L’assurance automobile est en augmentation au Québec

Si au cours des dernières années, l’assurance automobile au Québec a été marquée par une légère baisse, il faut dire que depuis deux ans elle était revue à la hausse en gagnant au moins 3 points.

Les assureurs auto font augmenter les primes en 2018

En effet cette hausse risque de gagner en ampleur un peu plus au cours de l’année 2018 à la suite d’une décision des assureurs, comme le confirme d’ailleurs l’autorité des marchés financiers. Un tel changement tarifaire risque de surprendre plus d’un automobiliste. L’un des exemples incarnant cette hausse est celui d’un client disposant d’une voiture Honda Civic et dont la prime est passée de 339 CAD à 598 CAD en une année seulement soit une augmentation de 37%. Evidemment l’assuré était simplement choqué du moment qu’aucun changement n’a eu lieu sur sa situation personnelle et ne trouve pas d’explication logique à cette augmentation. En effet il n’a pas eu de sinistre au cours de l’année, ni déménagement, ni de changement d’emploi et il enregistre le même kilométrage que précédemment. Et pourtant il a dû subir cette hausse soudaine de sa prime auto. On a tenté de justifier une telle hausse en évoquant une restructuration de l’industrie de l’assurance auto, une décision prise à haut niveau, entre autres. N’empêche que de telles explications demeurent insatisfaisantes. Dans le cas de cet assuré, c’est son assureur qui a changé sa grille tarifaire à deux reprises au cours d’un même semestre. Evidemment cette hausse concerne de nombreux automobiliste mais certains assurés étaient plus touchés que d’autres.

Les sinistres coûtent cher aux assureurs auto

D’après un porte-parole du cabinet de courtage en assurance auto Assur360, en tenant compte des deux hausses, les primes d’assurance de compagnies représentées demeurent au-dessous de la moyenne de l’industrie au Québec. A ce qu’il parait cette augmentation des primes est associée à une conjoncture difficile au sein de l’industrie assurance automobile. Assur360 explique que cette situation est due principalement aux demandes d’indemnisation croissantes et aux frais de réparation exorbitants associés à la complexité de la technologie utilisée dans les véhicules. Il faut dire que le secteur de l’assurance enregistre des pertes conséquentes depuis deux ans. Une situation qui s’explique par les coûts de plus en plus élevés des sinistres et des dédommagements en plus des frais d’exploitation en constante hausse, au moment où les ressources provenant des primes et des placements ne couvrent pas ces dépenses. Les pertes de l’industrie à 2.4% en une année, au moment où le secteur enregistrait une rentabilité allant de 10 à 15% entre 2007 et 2011.

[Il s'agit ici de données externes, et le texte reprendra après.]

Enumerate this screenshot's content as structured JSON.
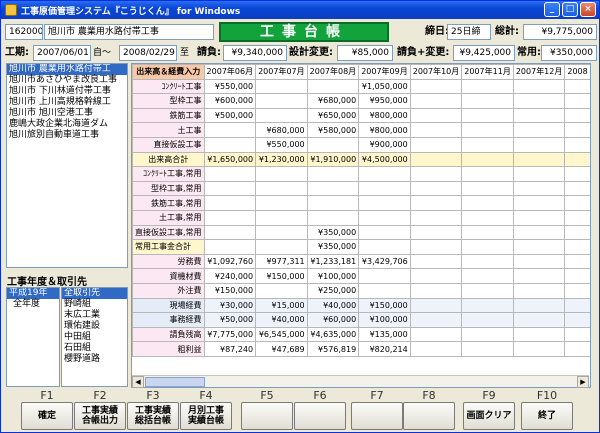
{
  "window": {
    "title": "工事原価管理システム『こうじくん』 for Windows",
    "ctrl_min": "_",
    "ctrl_max": "□",
    "ctrl_close": "×"
  },
  "header": {
    "code": "1620001",
    "name": "旭川市 農業用水路付帯工事",
    "banner": "工事台帳",
    "cutoff_label": "締日:",
    "cutoff_value": "25日締",
    "total_label": "総計:",
    "total_value": "¥9,775,000",
    "period_label": "工期:",
    "period_from": "2007/06/01",
    "period_mid": "自〜",
    "period_to": "2008/02/29",
    "period_end": "至",
    "contract_label": "請負:",
    "contract_value": "¥9,340,000",
    "change_label": "設計変更:",
    "change_value": "¥85,000",
    "contract_change_label": "請負+変更:",
    "contract_change_value": "¥9,425,000",
    "regular_label": "常用:",
    "regular_value": "¥350,000"
  },
  "projects": [
    "旭川市 農業用水路付帯工",
    "旭川市あさひやま改良工事",
    "旭川市 下川林道付帯工事",
    "旭川市 上川高規格幹線工",
    "旭川市 旭川空港工事",
    "鹿嶋大政企業北海道ダム",
    "旭川旅別自動車道工事"
  ],
  "year_section": {
    "label": "工事年度＆取引先",
    "years": [
      "平成19年",
      "全年度"
    ],
    "partners": [
      "全取引先",
      "野崎組",
      "末広工業",
      "環佑建設",
      "中田組",
      "石田組",
      "櫻野道路"
    ]
  },
  "grid": {
    "corner": "出来高＆経費入力",
    "months": [
      "2007年06月",
      "2007年07月",
      "2007年08月",
      "2007年09月",
      "2007年10月",
      "2007年11月",
      "2007年12月",
      "2008"
    ],
    "rows": [
      {
        "label": "ｺﾝｸﾘｰﾄ工事",
        "kind": "",
        "values": [
          "¥550,000",
          "",
          "",
          "¥1,050,000",
          "",
          "",
          "",
          ""
        ]
      },
      {
        "label": "型枠工事",
        "kind": "",
        "values": [
          "¥600,000",
          "",
          "¥680,000",
          "¥950,000",
          "",
          "",
          "",
          ""
        ]
      },
      {
        "label": "鉄筋工事",
        "kind": "",
        "values": [
          "¥500,000",
          "",
          "¥650,000",
          "¥800,000",
          "",
          "",
          "",
          ""
        ]
      },
      {
        "label": "土工事",
        "kind": "",
        "values": [
          "",
          "¥680,000",
          "¥580,000",
          "¥800,000",
          "",
          "",
          "",
          ""
        ]
      },
      {
        "label": "直接仮設工事",
        "kind": "",
        "values": [
          "",
          "¥550,000",
          "",
          "¥900,000",
          "",
          "",
          "",
          ""
        ]
      },
      {
        "label": "出来高合計",
        "kind": "hl",
        "values": [
          "¥1,650,000",
          "¥1,230,000",
          "¥1,910,000",
          "¥4,500,000",
          "",
          "",
          "",
          ""
        ]
      },
      {
        "label": "ｺﾝｸﾘｰﾄ工事,常用",
        "kind": "",
        "values": [
          "",
          "",
          "",
          "",
          "",
          "",
          "",
          ""
        ]
      },
      {
        "label": "型枠工事,常用",
        "kind": "",
        "values": [
          "",
          "",
          "",
          "",
          "",
          "",
          "",
          ""
        ]
      },
      {
        "label": "鉄筋工事,常用",
        "kind": "",
        "values": [
          "",
          "",
          "",
          "",
          "",
          "",
          "",
          ""
        ]
      },
      {
        "label": "土工事,常用",
        "kind": "",
        "values": [
          "",
          "",
          "",
          "",
          "",
          "",
          "",
          ""
        ]
      },
      {
        "label": "直接仮設工事,常用",
        "kind": "",
        "values": [
          "",
          "",
          "¥350,000",
          "",
          "",
          "",
          "",
          ""
        ]
      },
      {
        "label": "常用工事金合計",
        "kind": "total",
        "values": [
          "",
          "",
          "¥350,000",
          "",
          "",
          "",
          "",
          ""
        ]
      },
      {
        "label": "労務費",
        "kind": "",
        "values": [
          "¥1,092,760",
          "¥977,311",
          "¥1,233,181",
          "¥3,429,706",
          "",
          "",
          "",
          ""
        ]
      },
      {
        "label": "資機材費",
        "kind": "",
        "values": [
          "¥240,000",
          "¥150,000",
          "¥100,000",
          "",
          "",
          "",
          "",
          ""
        ]
      },
      {
        "label": "外注費",
        "kind": "",
        "values": [
          "¥150,000",
          "",
          "¥250,000",
          "",
          "",
          "",
          "",
          ""
        ]
      },
      {
        "label": "現場経費",
        "kind": "blue",
        "values": [
          "¥30,000",
          "¥15,000",
          "¥40,000",
          "¥150,000",
          "",
          "",
          "",
          ""
        ]
      },
      {
        "label": "事務経費",
        "kind": "blue",
        "values": [
          "¥50,000",
          "¥40,000",
          "¥60,000",
          "¥100,000",
          "",
          "",
          "",
          ""
        ]
      },
      {
        "label": "請負残高",
        "kind": "",
        "values": [
          "¥7,775,000",
          "¥6,545,000",
          "¥4,635,000",
          "¥135,000",
          "",
          "",
          "",
          ""
        ]
      },
      {
        "label": "粗利益",
        "kind": "",
        "values": [
          "¥87,240",
          "¥47,689",
          "¥576,819",
          "¥820,214",
          "",
          "",
          "",
          ""
        ]
      }
    ]
  },
  "fkeys": [
    {
      "key": "F1",
      "label": "確定"
    },
    {
      "key": "F2",
      "label": "工事実績\n合帳出力"
    },
    {
      "key": "F3",
      "label": "工事実績\n総括台帳"
    },
    {
      "key": "F4",
      "label": "月別工事\n実績台帳"
    },
    {
      "key": "F5",
      "label": ""
    },
    {
      "key": "F6",
      "label": ""
    },
    {
      "key": "F7",
      "label": ""
    },
    {
      "key": "F8",
      "label": ""
    },
    {
      "key": "F9",
      "label": "画面クリア"
    },
    {
      "key": "F10",
      "label": "終了"
    }
  ]
}
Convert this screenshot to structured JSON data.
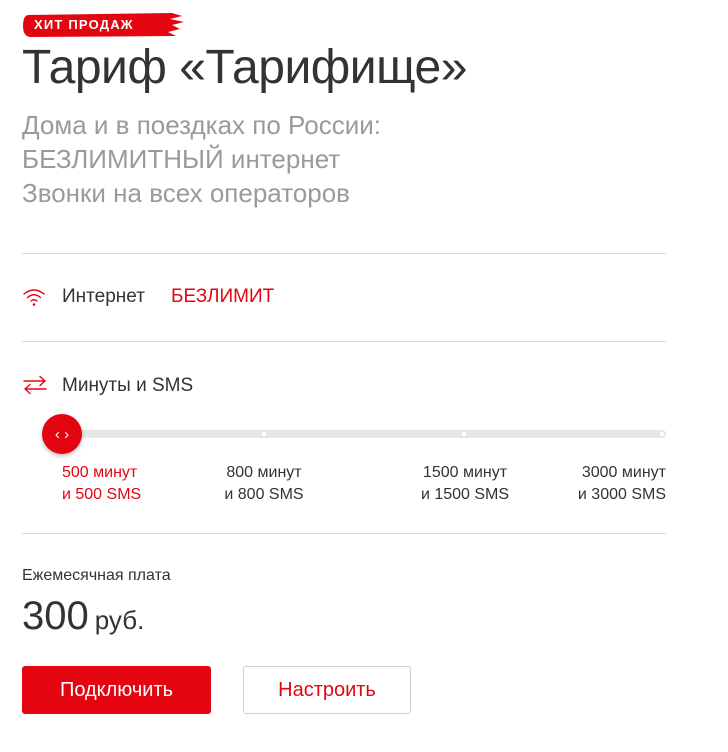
{
  "badge": {
    "label": "ХИТ ПРОДАЖ"
  },
  "tariff": {
    "title": "Тариф «Тарифище»",
    "subtitle": [
      "Дома и в поездках по России:",
      "БЕЗЛИМИТНЫЙ интернет",
      "Звонки на всех операторов"
    ]
  },
  "internet": {
    "label": "Интернет",
    "value": "БЕЗЛИМИТ",
    "icon": "wifi-icon"
  },
  "minutes": {
    "label": "Минуты и SMS",
    "icon": "swap-arrows-icon",
    "slider": {
      "thumb_glyph": "‹ ›",
      "selected_index": 0,
      "options": [
        {
          "line1": "500 минут",
          "line2": "и 500 SMS"
        },
        {
          "line1": "800 минут",
          "line2": "и 800 SMS"
        },
        {
          "line1": "1500 минут",
          "line2": "и 1500 SMS"
        },
        {
          "line1": "3000 минут",
          "line2": "и 3000 SMS"
        }
      ]
    }
  },
  "fee": {
    "label": "Ежемесячная плата",
    "amount": "300",
    "currency": "руб."
  },
  "actions": {
    "connect": "Подключить",
    "configure": "Настроить"
  },
  "colors": {
    "accent": "#e30611",
    "muted": "#9a9a9a",
    "text": "#333333",
    "divider": "#d9d9d9"
  }
}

Au cours de cette période faste les primes étaient à la baisse mais depuis deux ans les choses ont changé notamment en 2016, pour appliquer une prime moyenne de 542 CAD pour les voitures et de 753 CAD pour les véhicules utilitaires.

Le marché en augmentation

Cette tendance haussière risque de perdurer et de se généraliser de plus en plus auprès de 27 autres assureurs qui détiennent 90 % du marché et qui envisagent d’augmenter leurs primes au cours de 2017.

Pour dépasser cette période il est temps de penser à magasiner et dans le cas où on est client depuis une vingtaine d’années chez le même assureur il serait pertinent de négocier. Il faut dire que les variations des primes peuvent atteindre le double voire plus. Nous avons procédé à une comparaison de primes proposées par dix assureurs différents et pour dix profils générant une centaine de soumissions.

Cette comparaison a donné lieux à des résultats qui peuvent surprendre. En effet pour l’un des profils la prime proposée est de 1195 CAD, soit deux fois et demie moins chère que celle offerte par un autre assureur dont le montant de la prime s’élevait à quelques 2990 CAD. Il faut dire qu’en procédant à un bon magasinage il serait possible de réaliser une économie de prime annuelle de 1800 CAD.

Difficile de comparer les primes d’assurance auto

Evidemment ce n’est pas donné à tous les assurés, car le montant de la prime dépend de chaque compagnie d’assurance mais aussi du profil de l’assuré lui-même notamment en tenant compte de variables telles que l’âge, le sexe, l’emploi, le lieu de résidence, le kilométrage parcouru, entre autres.

Ce qu’il faut retenir c’est qu’aucun assureur n’est avantageux, que dans la mesure où le profil du conducteur lui-même est considéré comme idéal pour pouvoir négocier le meilleur prix.